Everything About You - Page 48

Everything had crumbled around me. Now it was time to rebuild. Starting with myself.

I did that by finally coming clean with Dahlia.

I didn’t do it back in college. When I broke up with her, I told her it was for a reason that wasn’t true to try to soften the blow.

If she saw through my lie, she didn’t say.

I loved her and didn’t want to hurt her, but I did anyway. And I continued to hurt her throughout our marriage, even though it wasn’t my intent. She was an excellent mother and a decent wife.

It was the old adage: It’s not you, it’s me.

I tried to fight the urges, the ones I had buried deep and wanted to forget. But I couldn’t. All it did was eat at me and make me unhappy. My being miserable affected my whole family.

When I saw how it was affecting my children, I knew something had to change. And it had to start with me.

I would not destroy their lives because I had destroyed my own. I owed them that much. I knew they would be upset with me—possibly even hate me—for leaving and of course, they were. I was to blame and I accepted that.

It started a little over a year after we married. A little over a year after I graduated from Duquesne. A little over a year from when I walked away from Ronan. From when I walked away from who and what I was, trying to convince myself I was wrong with my discovery, when deep down I knew I was right.

I ignored it until I couldn’t ignore it anymore.

That led me to late night random hookups with nameless men.

In sketchy motels, dark parks and filthy bathroom stalls.

Quick, dirty and anonymous.

But I beat myself up after every time. Did that make me stop? No.

I had an unreachable itch I kept scratching.

Worse, not once did I find real relief. It was a desperate attempt to remember who I lost. What I lost.

Who I walked away from.

A desperate attempt to recapture what I missed and who.

It failed every time.

But I kept trying. If nothing else, to punish myself. To prove I had made a mistake, chosen the wrong path.

I convinced myself that meeting these random men in random locations was nothing. That I was hurting no one but myself.

I was wrong.

I hurt Dahlia.

I hurt my kids.

I destroyed my family by not being true to them or myself.

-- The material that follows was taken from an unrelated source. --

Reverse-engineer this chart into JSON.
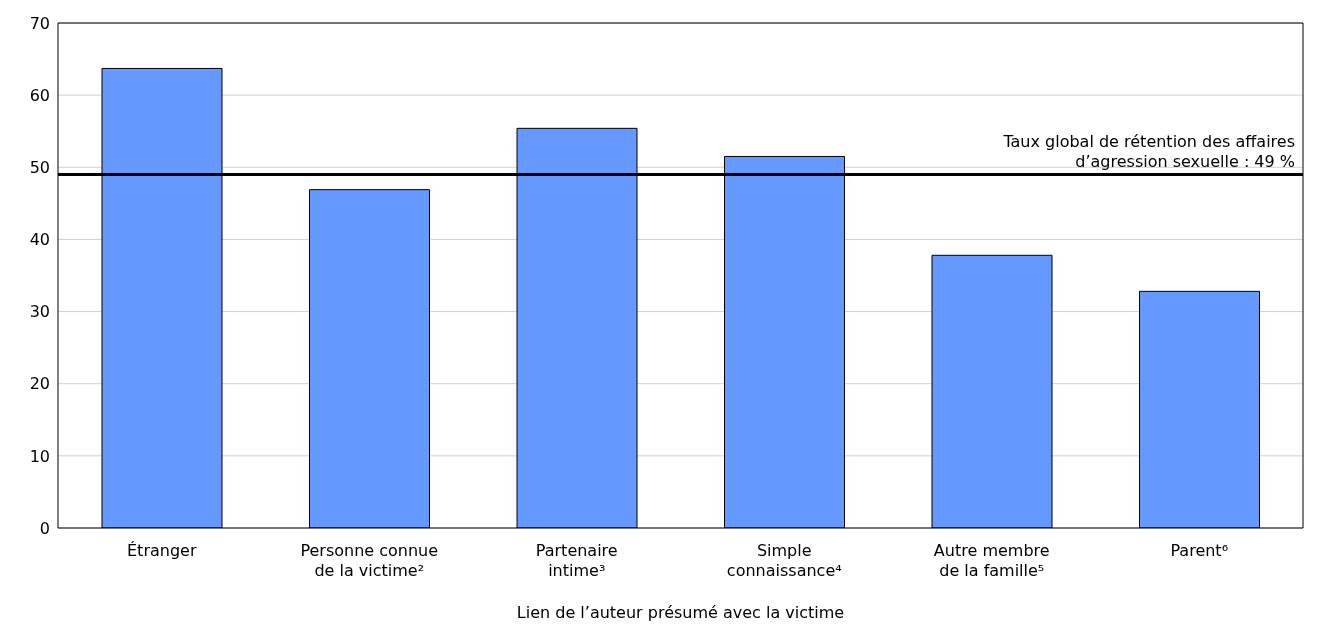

No matter what, I loved my children. They were my heart and soul, and I would never regret having them.

However, I regret what I did to them. To us. To my family.

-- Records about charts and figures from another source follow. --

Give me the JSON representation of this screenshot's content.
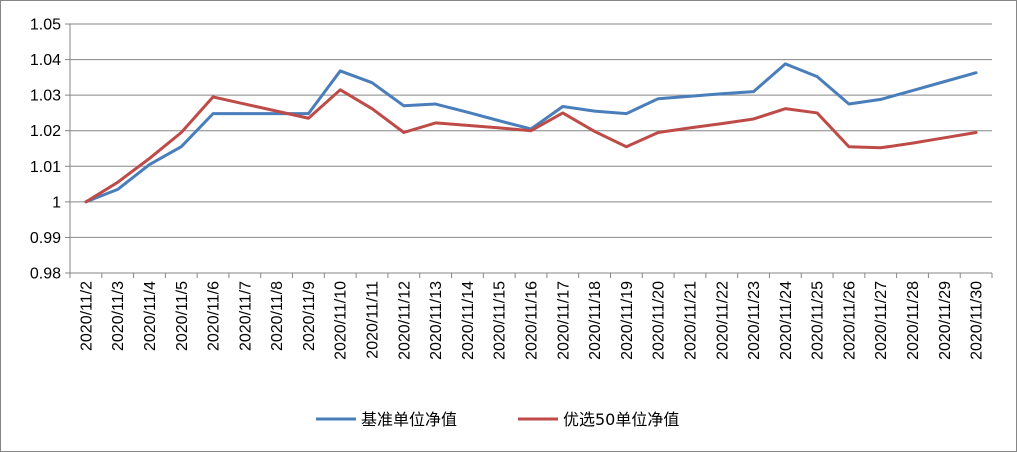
{
  "chart_data": {
    "type": "line",
    "title": "",
    "xlabel": "",
    "ylabel": "",
    "ylim": [
      0.98,
      1.05
    ],
    "y_ticks": [
      "0.98",
      "0.99",
      "1",
      "1.01",
      "1.02",
      "1.03",
      "1.04",
      "1.05"
    ],
    "y_tick_values": [
      0.98,
      0.99,
      1.0,
      1.01,
      1.02,
      1.03,
      1.04,
      1.05
    ],
    "grid": "horizontal",
    "legend_position": "bottom",
    "categories": [
      "2020/11/2",
      "2020/11/3",
      "2020/11/4",
      "2020/11/5",
      "2020/11/6",
      "2020/11/7",
      "2020/11/8",
      "2020/11/9",
      "2020/11/10",
      "2020/11/11",
      "2020/11/12",
      "2020/11/13",
      "2020/11/14",
      "2020/11/15",
      "2020/11/16",
      "2020/11/17",
      "2020/11/18",
      "2020/11/19",
      "2020/11/20",
      "2020/11/21",
      "2020/11/22",
      "2020/11/23",
      "2020/11/24",
      "2020/11/25",
      "2020/11/26",
      "2020/11/27",
      "2020/11/28",
      "2020/11/29",
      "2020/11/30"
    ],
    "series": [
      {
        "name": "基准单位净值",
        "color": "#4a7ebb",
        "values": [
          1.0,
          1.0035,
          1.0105,
          1.0155,
          1.0248,
          1.0248,
          1.0248,
          1.0248,
          1.0368,
          1.0335,
          1.027,
          1.0275,
          1.0252,
          1.0228,
          1.0205,
          1.0268,
          1.0255,
          1.0248,
          1.029,
          1.0297,
          1.0304,
          1.031,
          1.0388,
          1.0352,
          1.0275,
          1.0288,
          1.0313,
          1.0338,
          1.0363
        ]
      },
      {
        "name": "优选50单位净值",
        "color": "#be4b48",
        "values": [
          1.0,
          1.0055,
          1.0122,
          1.0195,
          1.0295,
          1.0275,
          1.0255,
          1.0235,
          1.0315,
          1.0262,
          1.0195,
          1.0222,
          1.0215,
          1.0208,
          1.02,
          1.025,
          1.0198,
          1.0155,
          1.0195,
          1.0208,
          1.022,
          1.0233,
          1.0262,
          1.025,
          1.0155,
          1.0152,
          1.0165,
          1.018,
          1.0195
        ]
      }
    ]
  }
}
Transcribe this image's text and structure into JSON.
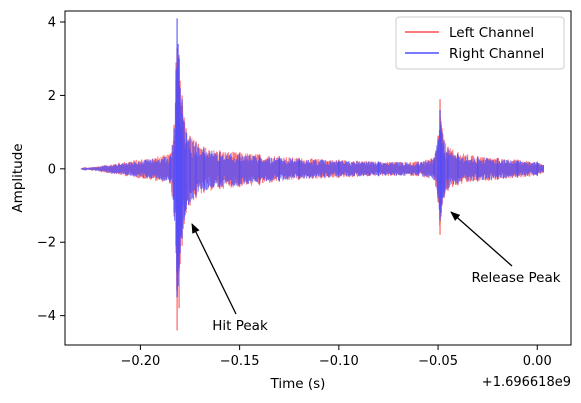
{
  "chart_data": {
    "type": "line",
    "xlabel": "Time (s)",
    "ylabel": "Amplitude",
    "x_offset_label": "+1.696618e9",
    "x_offset": 1696618000,
    "xlim": [
      -0.238,
      0.017
    ],
    "ylim": [
      -4.8,
      4.3
    ],
    "xticks": [
      -0.2,
      -0.15,
      -0.1,
      -0.05,
      0.0
    ],
    "xtick_labels": [
      "−0.20",
      "−0.15",
      "−0.10",
      "−0.05",
      "0.00"
    ],
    "yticks": [
      -4,
      -2,
      0,
      2,
      4
    ],
    "ytick_labels": [
      "−4",
      "−2",
      "0",
      "2",
      "4"
    ],
    "grid": false,
    "legend_position": "top-right",
    "series": [
      {
        "name": "Left Channel",
        "color": "#ff4d4d",
        "opacity": 0.75,
        "x": [
          -0.23,
          -0.185,
          -0.183,
          -0.182,
          -0.1815,
          -0.181,
          -0.1805,
          -0.18,
          -0.1795,
          -0.179,
          -0.178,
          -0.177,
          -0.175,
          -0.172,
          -0.168,
          -0.16,
          -0.15,
          -0.14,
          -0.13,
          -0.12,
          -0.1,
          -0.08,
          -0.06,
          -0.052,
          -0.05,
          -0.049,
          -0.0485,
          -0.048,
          -0.047,
          -0.045,
          -0.04,
          -0.03,
          -0.02,
          -0.01,
          0.0,
          0.003
        ],
        "y_upper": [
          0.0,
          0.4,
          1.2,
          2.9,
          3.3,
          2.6,
          3.1,
          2.4,
          1.8,
          2.0,
          1.4,
          1.1,
          0.9,
          0.75,
          0.6,
          0.5,
          0.45,
          0.4,
          0.35,
          0.3,
          0.25,
          0.2,
          0.2,
          0.3,
          0.9,
          1.9,
          1.3,
          1.1,
          0.8,
          0.6,
          0.45,
          0.35,
          0.3,
          0.25,
          0.2,
          0.1
        ],
        "y_lower": [
          0.0,
          -0.4,
          -1.3,
          -2.3,
          -4.4,
          -2.9,
          -3.8,
          -2.6,
          -1.9,
          -2.1,
          -1.5,
          -1.2,
          -1.0,
          -0.8,
          -0.65,
          -0.55,
          -0.5,
          -0.45,
          -0.35,
          -0.3,
          -0.25,
          -0.2,
          -0.2,
          -0.3,
          -0.9,
          -1.8,
          -1.3,
          -1.0,
          -0.8,
          -0.6,
          -0.45,
          -0.35,
          -0.3,
          -0.25,
          -0.2,
          -0.1
        ]
      },
      {
        "name": "Right Channel",
        "color": "#4d4dff",
        "opacity": 0.75,
        "x": [
          -0.23,
          -0.185,
          -0.183,
          -0.182,
          -0.1815,
          -0.181,
          -0.1805,
          -0.18,
          -0.1795,
          -0.179,
          -0.178,
          -0.177,
          -0.175,
          -0.172,
          -0.168,
          -0.16,
          -0.15,
          -0.14,
          -0.13,
          -0.12,
          -0.1,
          -0.08,
          -0.06,
          -0.052,
          -0.05,
          -0.049,
          -0.0485,
          -0.048,
          -0.047,
          -0.045,
          -0.04,
          -0.03,
          -0.02,
          -0.01,
          0.0,
          0.003
        ],
        "y_upper": [
          0.0,
          0.35,
          1.1,
          2.7,
          4.1,
          3.4,
          3.0,
          2.2,
          1.7,
          1.9,
          1.3,
          1.0,
          0.85,
          0.7,
          0.55,
          0.45,
          0.4,
          0.35,
          0.3,
          0.28,
          0.22,
          0.2,
          0.18,
          0.3,
          0.8,
          1.6,
          1.2,
          1.0,
          0.75,
          0.55,
          0.4,
          0.32,
          0.28,
          0.22,
          0.18,
          0.1
        ],
        "y_lower": [
          0.0,
          -0.35,
          -1.2,
          -2.1,
          -3.5,
          -3.2,
          -2.7,
          -2.3,
          -1.8,
          -1.9,
          -1.4,
          -1.1,
          -0.9,
          -0.75,
          -0.6,
          -0.5,
          -0.45,
          -0.4,
          -0.33,
          -0.28,
          -0.22,
          -0.2,
          -0.18,
          -0.3,
          -0.8,
          -1.4,
          -1.2,
          -0.95,
          -0.75,
          -0.55,
          -0.4,
          -0.32,
          -0.28,
          -0.22,
          -0.18,
          -0.1
        ]
      }
    ],
    "annotations": [
      {
        "text": "Hit Peak",
        "x": -0.1805,
        "y": -4.35
      },
      {
        "text": "Release Peak",
        "x": -0.0485,
        "y": -3.45
      }
    ]
  }
}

To the woman who bore my children. Who stood by my side for years even though she sensed something was off.

There came a point I had to come clean.

It was either that or jump off a bridge and take my secret to my grave.

But I owed my children better than that. Even if it took them a while to forgive me. Eventually they would when they were older when I could explain and they’d be mature enough to understand.

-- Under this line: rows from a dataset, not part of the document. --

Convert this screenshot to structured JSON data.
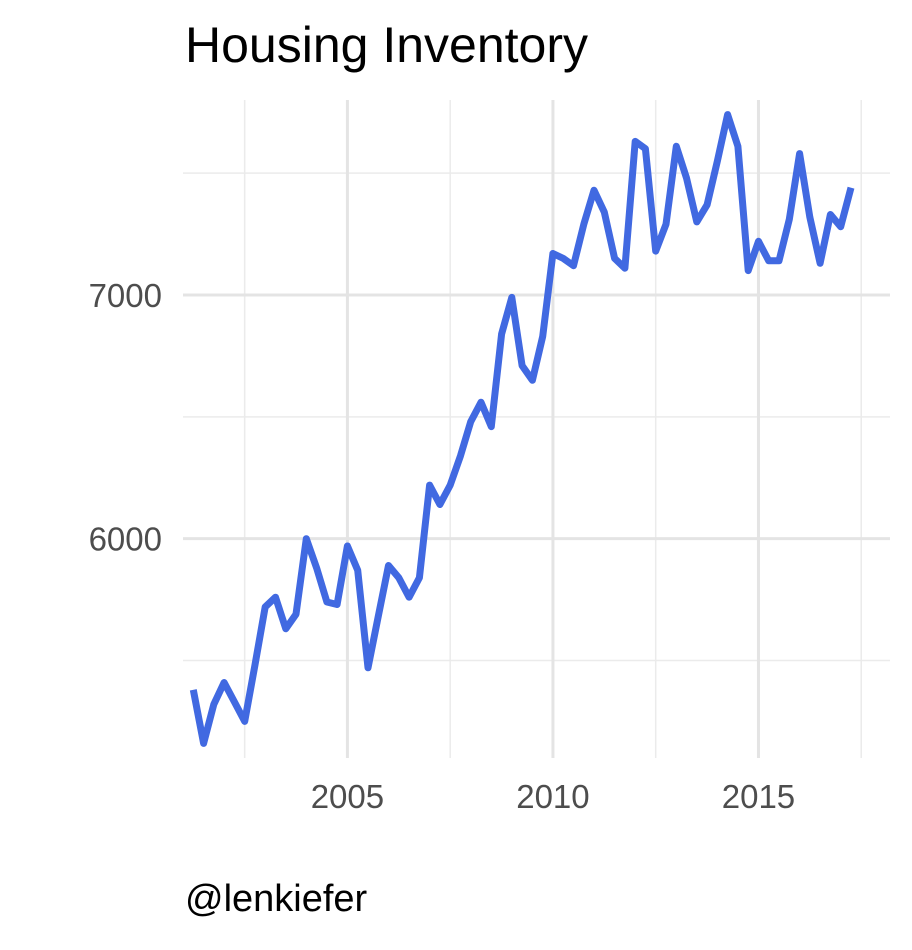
{
  "chart_data": {
    "type": "line",
    "title": "Housing Inventory",
    "xlabel": "",
    "ylabel": "",
    "caption": "@lenkiefer",
    "xlim": [
      2001.0,
      2018.2
    ],
    "ylim": [
      5100,
      7800
    ],
    "x_ticks": [
      2005,
      2010,
      2015
    ],
    "x_tick_labels": [
      "2005",
      "2010",
      "2015"
    ],
    "x_minor_ticks": [
      2002.5,
      2007.5,
      2012.5,
      2017.5
    ],
    "y_ticks": [
      6000,
      7000
    ],
    "y_tick_labels": [
      "6000",
      "7000"
    ],
    "y_minor_ticks": [
      5500,
      6500,
      7500
    ],
    "grid": true,
    "line_color": "#4169e1",
    "series": [
      {
        "x": [
          2001.25,
          2001.5,
          2001.75,
          2002.0,
          2002.25,
          2002.5,
          2002.75,
          2003.0,
          2003.25,
          2003.5,
          2003.75,
          2004.0,
          2004.25,
          2004.5,
          2004.75,
          2005.0,
          2005.25,
          2005.5,
          2005.75,
          2006.0,
          2006.25,
          2006.5,
          2006.75,
          2007.0,
          2007.25,
          2007.5,
          2007.75,
          2008.0,
          2008.25,
          2008.5,
          2008.75,
          2009.0,
          2009.25,
          2009.5,
          2009.75,
          2010.0,
          2010.25,
          2010.5,
          2010.75,
          2011.0,
          2011.25,
          2011.5,
          2011.75,
          2012.0,
          2012.25,
          2012.5,
          2012.75,
          2013.0,
          2013.25,
          2013.5,
          2013.75,
          2014.0,
          2014.25,
          2014.5,
          2014.75,
          2015.0,
          2015.25,
          2015.5,
          2015.75,
          2016.0,
          2016.25,
          2016.5,
          2016.75,
          2017.0,
          2017.25
        ],
        "values": [
          5380,
          5160,
          5320,
          5410,
          5330,
          5250,
          5480,
          5720,
          5760,
          5630,
          5690,
          6000,
          5880,
          5740,
          5730,
          5970,
          5870,
          5470,
          5680,
          5890,
          5840,
          5760,
          5840,
          6220,
          6140,
          6220,
          6340,
          6480,
          6560,
          6460,
          6840,
          6990,
          6710,
          6650,
          6830,
          7170,
          7150,
          7120,
          7290,
          7430,
          7340,
          7150,
          7110,
          7630,
          7600,
          7180,
          7290,
          7610,
          7480,
          7300,
          7370,
          7550,
          7740,
          7610,
          7100,
          7220,
          7140,
          7140,
          7310,
          7580,
          7320,
          7130,
          7330,
          7280,
          7440
        ]
      }
    ]
  }
}
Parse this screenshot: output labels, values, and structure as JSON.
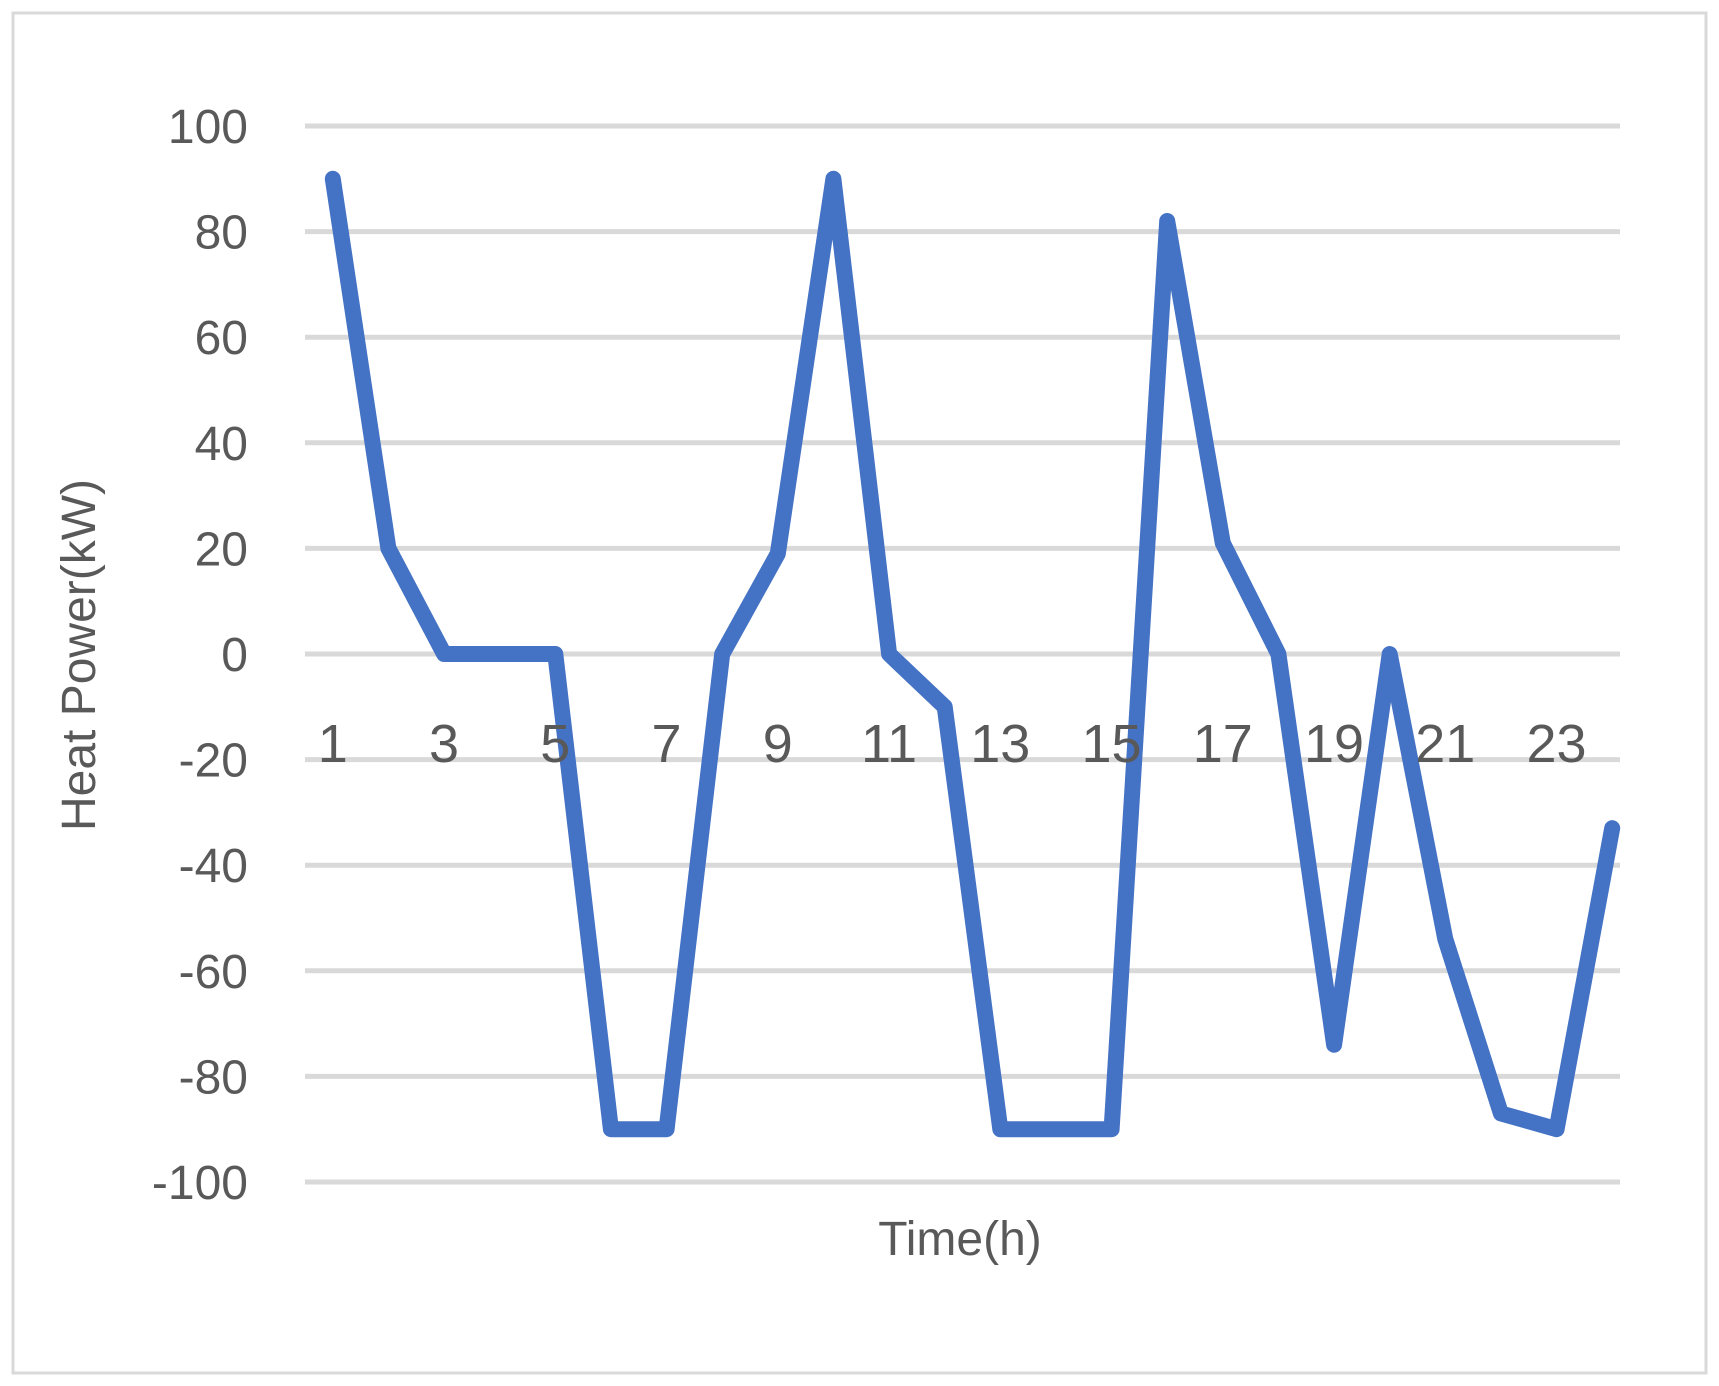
{
  "chart_data": {
    "type": "line",
    "title": "",
    "xlabel": "Time(h)",
    "ylabel": "Heat Power(kW)",
    "x": [
      1,
      2,
      3,
      4,
      5,
      6,
      7,
      8,
      9,
      10,
      11,
      12,
      13,
      14,
      15,
      16,
      17,
      18,
      19,
      20,
      21,
      22,
      23,
      24
    ],
    "x_tick_labels": [
      "1",
      "3",
      "5",
      "7",
      "9",
      "11",
      "13",
      "15",
      "17",
      "19",
      "21",
      "23"
    ],
    "y_ticks": [
      100,
      80,
      60,
      40,
      20,
      0,
      -20,
      -40,
      -60,
      -80,
      -100
    ],
    "ylim": [
      -100,
      100
    ],
    "grid": true,
    "legend": "none",
    "series": [
      {
        "color": "#4472C4",
        "values": [
          90,
          20,
          0,
          0,
          0,
          -90,
          -90,
          0,
          19,
          90,
          0,
          -10,
          -90,
          -90,
          -90,
          82,
          21,
          0,
          -74,
          0,
          -54,
          -87,
          -90,
          -33
        ]
      }
    ]
  }
}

It was difficult to break up with Dahlia in college. It was even more difficult to do it over twelve years later when I had so much more to lose.

We sent the kids to her parents and I flayed myself open.

I could see it on her face. She already knew.

Of course she did. She knew back when we were at Duquesne. She ignored it then. She pretended the truth was a lie.

But I wouldn’t let her ignore it now. No matter what she said. No matter what she did.

“Tate, don’t do this,” was the first thing she said when I sat her down. Her face was pale, her throat rolled when she swallowed.

“I think… No, I know… I’m gay. I’ve always been gay. I never wanted to admit it out loud. I saw how others were treated. I didn’t want that. I thought I might outgrow those feelings, those urges. I convinced myself I was experimenting, even though I knew I was lying to myself. I was wrong. And I’m tired of living a lie. I’m tired of lying to myself. To you. To the kids. To…” I sucked in a breath, unsure of what to say, unsure of how to soften the blow. A hit she had to know might be coming for years and exactly why.

Silence filled the space across the living room where she sat on one couch and I sat on another.

Finally she shook her head, once again ignoring what was clearly in front of her. The whole reason why it made it easy to continue to live the lie. “You’re not gay.”

“Dahlia…”

“No, Tate! Gay men don’t have sex with women.”

She was so, so wrong.

“At most you’re bi. You always acted like you enjoyed sex with me.”